Через Лейпциг, Прагу, Вену, Мюнхен, Инсбрук и Триест московский посол прибыл в Рим. Везде в дороге Шевригина встречали с почетом, как представителя сильнейшего из европейских государей. Имя царя Ивана произносилось с плохо скрываемым страхом и любопытством.
Путешествие было крайне трудное. Немало и недружелюбия против Москвы приходилось видеть в попутных городах, смотревших свысока и даже с ненавистью на русских; немало и опасностей угрожало Шевригину и его спутникам в дороге. Особенно во владениях германских князей, не одобрявших сношения императора Рудольфа с московским царем.
Деловой, смелый, верный слуга царя Ивана, Леонтий Истома-Шевригин с суровым упрямством преодолел все препятствия и даже сумел добиться в Праге приема у императора, выполняя попутно тайное поручение своего государя. Он передал Рудольфу в собственные его руки грамоту, а в ней говорилось:
«Изо всех мест немецких нам сказывают, приезжая, торговые люди, что ты, брат наш дражайший, им заповедь учинил: кораблей в наше государство ни с какими товарами не пропускать и Дацкому королю Зундом в наше государство пропускать кораблей не велел, особливо с медью, свинцом и оловом...»
Императору были поднесены от царя Ивана сорок соболей.
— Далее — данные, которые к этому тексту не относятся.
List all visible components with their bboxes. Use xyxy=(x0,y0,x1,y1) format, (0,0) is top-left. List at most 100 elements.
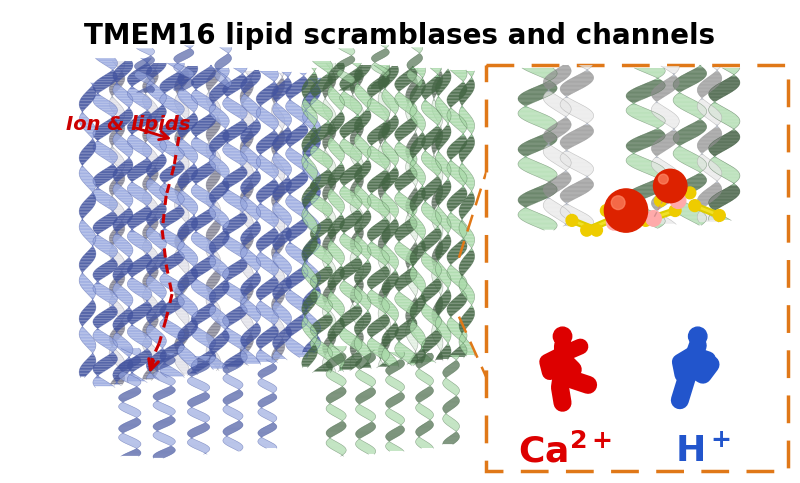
Polygon shape xyxy=(174,208,183,210)
Polygon shape xyxy=(276,86,291,88)
Polygon shape xyxy=(289,288,291,290)
Polygon shape xyxy=(432,106,439,107)
Polygon shape xyxy=(258,201,263,202)
Polygon shape xyxy=(330,358,346,359)
Polygon shape xyxy=(460,346,473,348)
Polygon shape xyxy=(113,61,125,63)
Polygon shape xyxy=(429,182,442,183)
Polygon shape xyxy=(408,69,416,71)
Polygon shape xyxy=(80,114,86,115)
Polygon shape xyxy=(154,394,172,395)
Polygon shape xyxy=(121,394,139,395)
Polygon shape xyxy=(411,136,418,138)
Polygon shape xyxy=(713,141,738,142)
Polygon shape xyxy=(216,367,219,368)
Polygon shape xyxy=(274,327,285,328)
Polygon shape xyxy=(378,354,385,355)
Polygon shape xyxy=(322,172,332,173)
Polygon shape xyxy=(93,192,106,193)
Polygon shape xyxy=(432,278,441,280)
Polygon shape xyxy=(543,96,558,97)
Polygon shape xyxy=(86,131,96,133)
Polygon shape xyxy=(206,147,214,148)
Polygon shape xyxy=(378,201,384,203)
Polygon shape xyxy=(174,86,184,88)
Polygon shape xyxy=(174,202,183,204)
Polygon shape xyxy=(162,225,169,227)
Polygon shape xyxy=(87,304,96,306)
Polygon shape xyxy=(384,191,386,193)
Polygon shape xyxy=(246,134,254,136)
Polygon shape xyxy=(356,365,366,366)
Polygon shape xyxy=(683,74,706,75)
Polygon shape xyxy=(422,139,438,141)
Polygon shape xyxy=(302,102,310,104)
Polygon shape xyxy=(326,119,330,120)
Polygon shape xyxy=(326,285,336,287)
Polygon shape xyxy=(126,453,141,454)
Polygon shape xyxy=(318,257,333,259)
Polygon shape xyxy=(712,212,718,213)
Polygon shape xyxy=(411,199,424,200)
Polygon shape xyxy=(113,222,129,224)
Polygon shape xyxy=(86,345,96,347)
Polygon shape xyxy=(460,102,465,104)
Polygon shape xyxy=(397,104,415,105)
Polygon shape xyxy=(86,306,96,307)
Polygon shape xyxy=(379,292,390,293)
Polygon shape xyxy=(246,185,254,186)
Polygon shape xyxy=(338,388,346,389)
Polygon shape xyxy=(273,341,286,343)
Polygon shape xyxy=(666,124,678,125)
Polygon shape xyxy=(185,327,187,328)
Polygon shape xyxy=(410,123,418,125)
Polygon shape xyxy=(114,77,125,79)
Polygon shape xyxy=(305,169,317,170)
Polygon shape xyxy=(410,275,422,277)
Polygon shape xyxy=(379,146,382,147)
Polygon shape xyxy=(81,270,85,272)
Polygon shape xyxy=(178,340,186,341)
Polygon shape xyxy=(394,217,397,218)
Polygon shape xyxy=(170,385,172,386)
Polygon shape xyxy=(168,109,184,111)
Polygon shape xyxy=(438,242,442,243)
Polygon shape xyxy=(560,113,570,114)
Polygon shape xyxy=(242,344,253,345)
Polygon shape xyxy=(303,249,318,250)
Polygon shape xyxy=(342,149,360,151)
Polygon shape xyxy=(159,345,165,347)
Polygon shape xyxy=(450,316,452,318)
Polygon shape xyxy=(439,353,442,354)
Polygon shape xyxy=(358,269,371,270)
Polygon shape xyxy=(342,325,348,327)
Polygon shape xyxy=(350,255,357,256)
Polygon shape xyxy=(115,64,125,66)
Polygon shape xyxy=(114,121,130,123)
Polygon shape xyxy=(328,352,342,354)
Polygon shape xyxy=(83,148,96,149)
Polygon shape xyxy=(378,95,384,96)
Polygon shape xyxy=(190,372,197,373)
Polygon shape xyxy=(310,174,317,176)
Polygon shape xyxy=(246,123,254,124)
Polygon shape xyxy=(274,129,275,131)
Polygon shape xyxy=(176,114,182,115)
Polygon shape xyxy=(351,132,362,133)
Polygon shape xyxy=(411,234,418,236)
Polygon shape xyxy=(139,66,152,68)
Polygon shape xyxy=(150,317,158,319)
Polygon shape xyxy=(147,125,158,127)
Polygon shape xyxy=(386,156,398,158)
Polygon shape xyxy=(224,280,227,281)
Polygon shape xyxy=(350,240,361,242)
Polygon shape xyxy=(247,176,261,178)
Polygon shape xyxy=(310,293,317,295)
Polygon shape xyxy=(79,317,90,319)
Polygon shape xyxy=(378,164,390,165)
Polygon shape xyxy=(676,132,703,133)
Polygon shape xyxy=(300,220,306,221)
Polygon shape xyxy=(177,247,178,249)
Polygon shape xyxy=(256,308,272,309)
Polygon shape xyxy=(274,164,290,166)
Император Рудольф поблагодарил за подарок и просил Шевригина передать государю, что он никогда таких приказов своим служилым людям не давал и что он отнюдь не желает мешать тому плаванию.
...В Рим посольство прибыло раннею весною, в теплое, солнечное утро.
В пяти верстах от столицы московские люди увидели ехавшее им навстречу множество нарядных колымаг, в которые впряжены были красивые белые кони, покрытые шелковыми узорчатыми попонами. Колымаги окружали более сотни всадников.
Увидев московское посольство, всадники остановились, а из колымаг вышли люди. Впереди шел одетый в богатую одежду папский архиепископ, назвавший себя кардиналом Медичи.
Первое, что бросилось в глаза русским людям, это его безбородое, безусое лицо. Весь он в своем одеянии скорее напоминал женщину, нежели мужчину.
Шевригин, выйдя из своей колымаги, с достоинством в словах и важностью в осанке назвал себя послом его величества царя и великого князя всея Руси Ивана Васильевича.
После обмена приветствиями кардинал Медичи предложил московскому послу с его провожатыми пересесть в особо предназначенные его святейшеством папою для посольства три большие, убранные коврами и цветами колымаги.
Но не успели посольские люди отъехать и двух верст, как увидели скачущих им навстречу тройными рядами многих всадников, предводимых одетым в блестящие доспехи красавцем рыцарем. Всадники, отдав воинские почести послу, присоединились к толпе ранее встретивших папских слуг.
Франческо Паллавичино стал усердно переводить Шевригину приветствия папы и кардиналов. Медичи заявил, что из уважения к посольскому сану сеньора Шевригина его святейшество папа предлагает ему, послу московского государя, стать на квартиру во дворце его сына Якова, который будет к тому же сопровождающим посла вельможею, подобно тому как в Москве к послам назначают для сопровождения и для ухода при иноземных послах приставов.
Шевригин и сопровождавшие его люди, низко кланяясь, благодарили кардинала Медичи за столь радушный прием, оказанный им его святейшеством папою Григорием Тринадцатым.
Папа до этого был предупрежден хорошо знавшими русские нравы и обычаи иезуитами, чтобы царского посла не помещали в такие палаты, где стены украшены изображениями нагих людей или с каким-либо безнравственным мифологическим содержанием, «так как московиты удивительно смущаются такими вещами». Пускай для них по стенам развесят изображения святых, лучше всего с бородами, а также изображения Христа, Богоматери и т. п. Заботливые иезуиты наперебой лезли со своими советами. А один из них даже особо предостерег от показа послам Бельведерской Клеопатры.